The U.S. tax code comprises intricate rules and regulations designed to raise revenues for the federal government. At the same time—through deductions, credits, and other technical devices—the code is a vehicle for pursuing social policies that encourage behavior bolstering the general good. Because of the code’s very intricacy, a change in one of its parts can affect others, sometimes intentionally and sometimes with unexpected consequences. The push for tax reform, as well as the effect that it may have on charitable giving, illustrates both those effects. In its broadest reach, the reform effort would simplify the code, lower personal and corporate tax rates, and eliminate or restrict a variety of tax deductions and credits. In curbing deductions and credits, some of the revenue “lost” in cutting tax rates would be reclaimed.

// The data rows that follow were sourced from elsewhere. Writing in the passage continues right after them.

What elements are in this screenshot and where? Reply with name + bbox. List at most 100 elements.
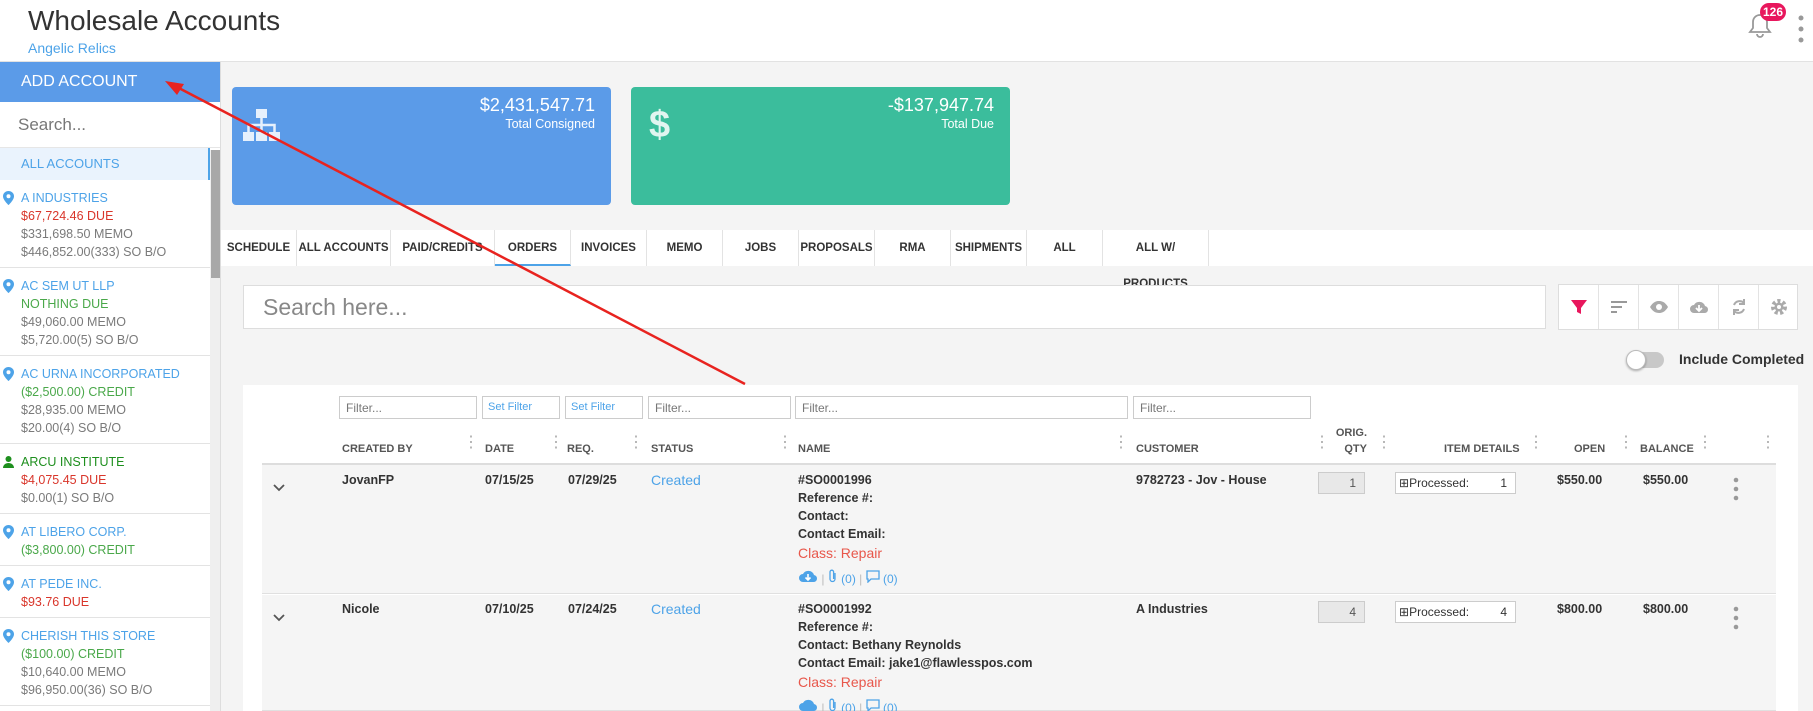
table-row[interactable]: JovanFP 07/15/25 07/29/25 Created #SO000… — [262, 465, 1776, 594]
processed-field[interactable]: ⊞Processed: 1 — [1395, 472, 1516, 494]
tab-paid-credits[interactable]: PAID/CREDITS — [391, 230, 495, 266]
order-class: Class: Repair — [798, 674, 883, 690]
sort-button[interactable] — [1599, 285, 1639, 329]
tab-invoices[interactable]: INVOICES — [571, 230, 647, 266]
processed-field[interactable]: ⊞Processed: 4 — [1395, 601, 1516, 623]
paperclip-icon[interactable] — [828, 698, 838, 711]
add-account-button[interactable]: ADD ACCOUNT — [0, 62, 220, 102]
more-vertical-icon[interactable] — [1796, 14, 1806, 44]
order-number[interactable]: #SO0001996 — [798, 473, 872, 487]
include-completed-toggle[interactable] — [1626, 350, 1664, 370]
tab-memo[interactable]: MEMO — [647, 230, 723, 266]
account-name[interactable]: AC URNA INCORPORATED — [21, 365, 210, 383]
columns-visibility-button[interactable] — [1639, 285, 1679, 329]
chevron-down-icon[interactable] — [272, 483, 286, 493]
tab-all-with-products[interactable]: ALL W/ PRODUCTS — [1103, 230, 1209, 290]
attachment-count[interactable]: (0) — [841, 572, 856, 586]
tab-all-accounts[interactable]: ALL ACCOUNTS — [297, 230, 391, 266]
col-date[interactable]: DATE — [485, 443, 514, 455]
sidebar-scrollbar[interactable] — [210, 150, 220, 711]
col-balance[interactable]: BALANCE — [1640, 443, 1694, 455]
tab-proposals[interactable]: PROPOSALS — [799, 230, 875, 266]
filter-status[interactable] — [648, 396, 791, 419]
account-name[interactable]: A INDUSTRIES — [21, 189, 210, 207]
list-item[interactable]: AC URNA INCORPORATED ($2,500.00) CREDIT … — [0, 356, 210, 444]
settings-button[interactable] — [1759, 285, 1799, 329]
refresh-button[interactable] — [1719, 285, 1759, 329]
account-name[interactable]: ARCU INSTITUTE — [21, 453, 210, 471]
account-name[interactable]: AT LIBERO CORP. — [21, 523, 210, 541]
chevron-down-icon[interactable] — [272, 613, 286, 623]
column-menu-icon[interactable]: ⋮ — [1376, 435, 1392, 458]
toggle-knob[interactable] — [1626, 350, 1646, 370]
comment-icon[interactable] — [865, 569, 880, 584]
orders-search-input[interactable] — [243, 285, 1546, 329]
attachment-count[interactable]: (0) — [841, 701, 856, 711]
filter-created-by[interactable] — [339, 396, 477, 419]
col-orig[interactable]: ORIG. — [1335, 427, 1367, 439]
tab-all[interactable]: ALL — [1027, 230, 1103, 266]
account-list: A INDUSTRIES $67,724.46 DUE $331,698.50 … — [0, 180, 210, 706]
column-menu-icon[interactable]: ⋮ — [1314, 435, 1330, 458]
paperclip-icon[interactable] — [828, 569, 838, 583]
account-name[interactable]: CHERISH THIS STORE — [21, 627, 210, 645]
col-name[interactable]: NAME — [798, 443, 830, 455]
cloud-download-icon[interactable] — [798, 698, 818, 711]
tab-schedule[interactable]: SCHEDULE — [221, 230, 297, 266]
col-created-by[interactable]: CREATED BY — [342, 443, 413, 455]
status-link[interactable]: Created — [651, 601, 701, 617]
filter-name[interactable] — [795, 396, 1128, 419]
list-item[interactable]: AC SEM UT LLP NOTHING DUE $49,060.00 MEM… — [0, 268, 210, 356]
col-qty[interactable]: QTY — [1335, 443, 1367, 455]
filter-date-set[interactable]: Set Filter — [482, 396, 560, 419]
column-menu-icon[interactable]: ⋮ — [777, 435, 793, 458]
comment-icon[interactable] — [865, 698, 880, 711]
column-menu-icon[interactable]: ⋮ — [1697, 435, 1713, 458]
list-item[interactable]: AT LIBERO CORP. ($3,800.00) CREDIT — [0, 514, 210, 566]
tab-orders[interactable]: ORDERS — [495, 230, 571, 266]
order-number[interactable]: #SO0001992 — [798, 602, 872, 616]
col-item-details[interactable]: ITEM DETAILS — [1444, 443, 1520, 455]
column-menu-icon[interactable]: ⋮ — [548, 435, 564, 458]
column-menu-icon[interactable]: ⋮ — [463, 435, 479, 458]
balance-amount: $800.00 — [1643, 602, 1689, 616]
export-button[interactable] — [1679, 285, 1719, 329]
tab-shipments[interactable]: SHIPMENTS — [951, 230, 1027, 266]
cloud-download-icon — [1690, 301, 1709, 314]
column-menu-icon[interactable]: ⋮ — [1760, 435, 1776, 458]
account-name[interactable]: AC SEM UT LLP — [21, 277, 210, 295]
customer-name[interactable]: 9782723 - Jov - House — [1136, 473, 1267, 487]
status-link[interactable]: Created — [651, 472, 701, 488]
col-status[interactable]: STATUS — [651, 443, 693, 455]
column-menu-icon[interactable]: ⋮ — [1528, 435, 1544, 458]
list-item[interactable]: A INDUSTRIES $67,724.46 DUE $331,698.50 … — [0, 180, 210, 268]
column-menu-icon[interactable]: ⋮ — [628, 435, 644, 458]
list-item[interactable]: AT PEDE INC. $93.76 DUE — [0, 566, 210, 618]
filter-req-set[interactable]: Set Filter — [565, 396, 643, 419]
customer-name[interactable]: A Industries — [1136, 602, 1208, 616]
store-name-link[interactable]: Angelic Relics — [28, 40, 116, 56]
list-item[interactable]: ARCU INSTITUTE $4,075.45 DUE $0.00(1) SO… — [0, 444, 210, 514]
col-req[interactable]: REQ. — [567, 443, 594, 455]
account-search-input[interactable] — [0, 102, 220, 148]
plus-square-icon: ⊞ — [1399, 476, 1410, 490]
account-name[interactable]: AT PEDE INC. — [21, 575, 210, 593]
comment-count[interactable]: (0) — [883, 701, 898, 711]
tab-jobs[interactable]: JOBS — [723, 230, 799, 266]
col-customer[interactable]: CUSTOMER — [1136, 443, 1199, 455]
row-more-icon[interactable] — [1731, 477, 1741, 501]
cloud-download-icon[interactable] — [798, 569, 818, 583]
column-menu-icon[interactable]: ⋮ — [1618, 435, 1634, 458]
scrollbar-thumb[interactable] — [211, 150, 220, 278]
filter-customer[interactable] — [1133, 396, 1311, 419]
filter-button[interactable] — [1559, 285, 1599, 329]
all-accounts-filter[interactable]: ALL ACCOUNTS — [0, 148, 210, 180]
table-row[interactable]: Nicole 07/10/25 07/24/25 Created #SO0001… — [262, 595, 1776, 711]
list-item[interactable]: CHERISH THIS STORE ($100.00) CREDIT $10,… — [0, 618, 210, 706]
column-menu-icon[interactable]: ⋮ — [1113, 435, 1129, 458]
comment-count[interactable]: (0) — [883, 572, 898, 586]
col-open[interactable]: OPEN — [1574, 443, 1605, 455]
tab-rma[interactable]: RMA — [875, 230, 951, 266]
refresh-icon — [1733, 299, 1745, 315]
row-more-icon[interactable] — [1731, 606, 1741, 630]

None of the reform plans under discussion have the explicit goal of reducing charitable giving. But in lumping the charitable deduction in with other tax benefits targeted for trimming, some planners have overlooked or underestimated the full effects that a change would have. The effects are likely to vary, depending on the income level of the donor and where the donor lives. Encouraged by tax benefits to make contributions, high-income households give the most. If we reduce the benefits, donations are likely to fall off. The drop-off is likely to be even steeper for high-income households in Blue States, where state and local taxes and mortgage expenses tend to be higher, partly because deductions for those expenses are on the chopping block as well.

Tax-reform plans that ignore this calculus could do great, and unintended, harm to philanthropic efforts. By contrast, one plan among those analyzed by the Congressional Budget Office in 2011 would reduce donations in a minimal way while still saving billions of dollars in tax revenue.